Situation :
Extrait d’un long poème intitulé « Melancholia ». Titre issu d’une œuvre (gravure) de Dürer datée de 1514 (voir ci-dessus).
Poème extrait du Livre III, dans la partie « Autrefois ». Titre du Livre III : « Les luttes et les rêves », ce qui renvoie aux luttes sociales et politiques d’Hugo, à ses rêves d’amélioration du sort du peuple français, de la nation française.
Poème écrit en juillet 1854, donc en exil, même s’il est
daté de juillet 1838.
Plan du poème :
1) Vers 1 à 11 : Évocation des conditions de
travail des enfants afin de révolter le lecteur
2) Vers 12 à 16 : Suite de l’évocation afin de dénoncer
les conséquences de ce travail sur les enfants
3) Vers 17 à 22 : Réflexion plus large, conséquence des
évocations concrètes qui ont précédé
Aspects majeurs du
poème :
- Volonté de susciter des images concrètes des enfants au
travail dans l’esprit des lecteurs, afin notamment de les apitoyer sur leur
sort.
- Dénonciation de l’horreur de la situation des enfants au
travail, par le recours aux sentiments des lecteurs (cf. remarque ci-dessus),
mais aussi par des arguments basés surtout sur les conséquences désastreuses du
travail sur les enfants (conséquences physiques, morales, sociales).
- Présence forte de la mort, issue fatale du travail imposé
aux enfants.
- Désir de dérouler une écriture versifiée fluide, où la
grammaire est peu torturée, où le langage est proche de celui de la prose, est
donc facilement compréhensible.
- Présence marquée du poète, de sa voix dans le poème.

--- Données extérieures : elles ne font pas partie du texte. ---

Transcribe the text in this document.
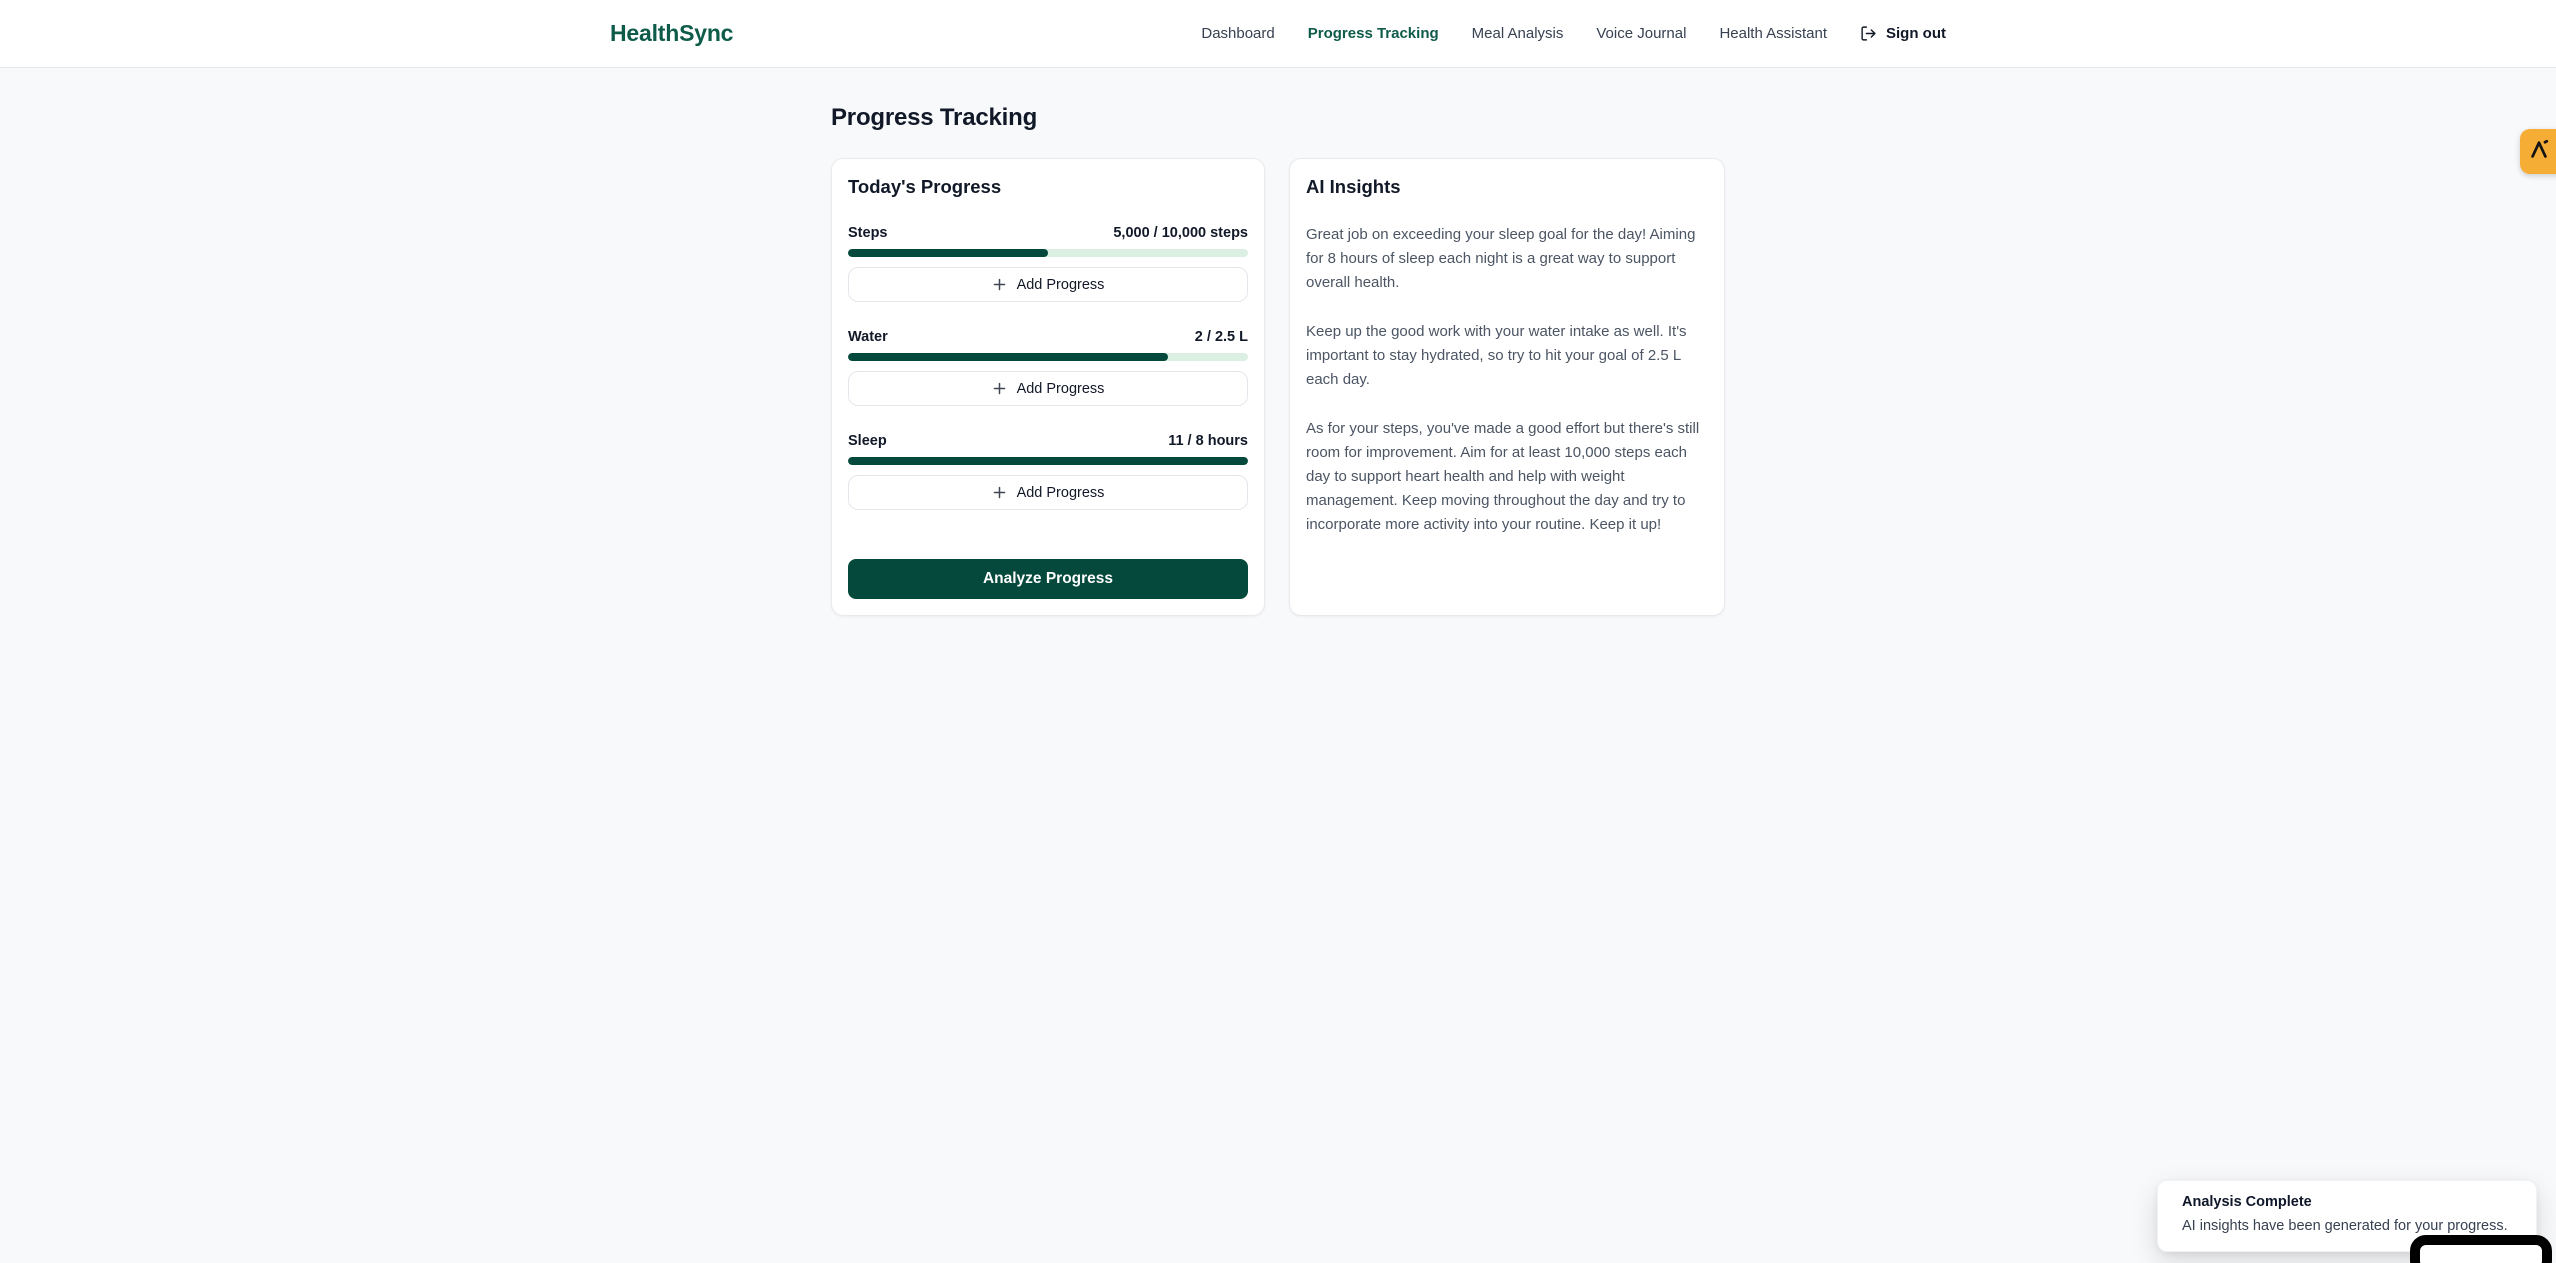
HealthSync	Dashboard Progress Tracking Meal Analysis Voice Journal Health Assistant	Sign out
Progress Tracking
Today's Progress
Steps	5,000 / 10,000 steps
Add Progress
Water	2 / 2.5 L
Add Progress
Sleep	11 / 8 hours
Add Progress
Analyze Progress
AI Insights

Great job on exceeding your sleep goal for the day! Aiming for 8 hours of sleep each night is a great way to support overall health.

Keep up the good work with your water intake as well. It's important to stay hydrated, so try to hit your goal of 2.5 L each day.

As for your steps, you've made a good effort but there's still room for improvement. Aim for at least 10,000 steps each day to support heart health and help with weight management. Keep moving throughout the day and try to incorporate more activity into your routine. Keep it up!

Analysis Complete
AI insights have been generated for your progress.
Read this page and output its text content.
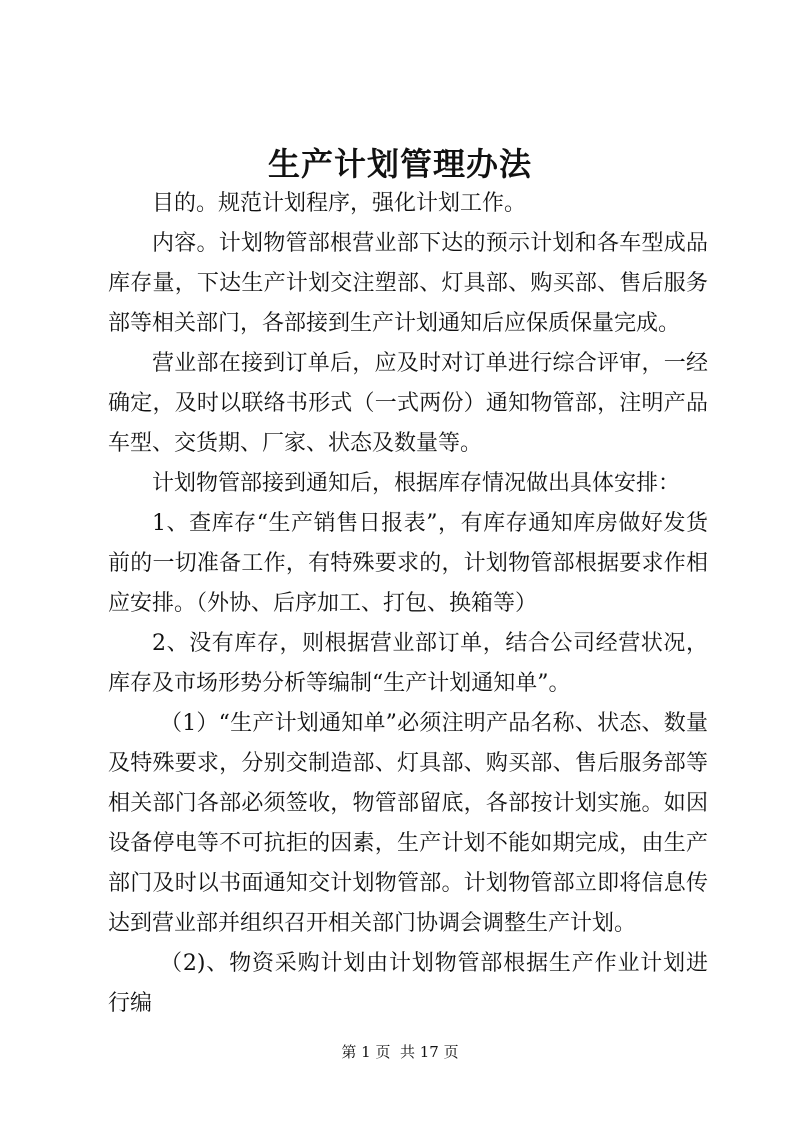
生产计划管理办法

目的。规范计划程序，强化计划工作。

内容。计划物管部根营业部下达的预示计划和各车型成品库存量，下达生产计划交注塑部、灯具部、购买部、售后服务部等相关部门，各部接到生产计划通知后应保质保量完成。

营业部在接到订单后，应及时对订单进行综合评审，一经确定，及时以联络书形式（一式两份）通知物管部，注明产品车型、交货期、厂家、状态及数量等。

计划物管部接到通知后，根据库存情况做出具体安排：

1、查库存“生产销售日报表”，有库存通知库房做好发货前的一切准备工作，有特殊要求的，计划物管部根据要求作相应安排。（外协、后序加工、打包、换箱等）

2、没有库存，则根据营业部订单，结合公司经营状况，库存及市场形势分析等编制“生产计划通知单”。

（1）“生产计划通知单”必须注明产品名称、状态、数量及特殊要求，分别交制造部、灯具部、购买部、售后服务部等相关部门各部必须签收，物管部留底，各部按计划实施。如因设备停电等不可抗拒的因素，生产计划不能如期完成，由生产部门及时以书面通知交计划物管部。计划物管部立即将信息传达到营业部并组织召开相关部门协调会调整生产计划。

（2)、物资采购计划由计划物管部根据生产作业计划进行编

第 1 页  共 17 页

Et
dans le même temps, volonté de s’adresser directement au lecteur, de
l’interpeler.
- Style : recours à des images, des métaphores
frappantes (monstre, machines qui tuent) ; emploi de répétitions, de
symétries syntaxiques, d’oppositions, en se basant souvent sur la structure de
l’alexandrin (deux hémistiches de six syllabes).
Problématiques possibles :
- Comment Hugo dénonce-t-il l’horreur du travail des enfants ?
- En quoi la mise en scène du travail des enfants
permet-elle à l’auteur de transmettre au lecteur son indignation ?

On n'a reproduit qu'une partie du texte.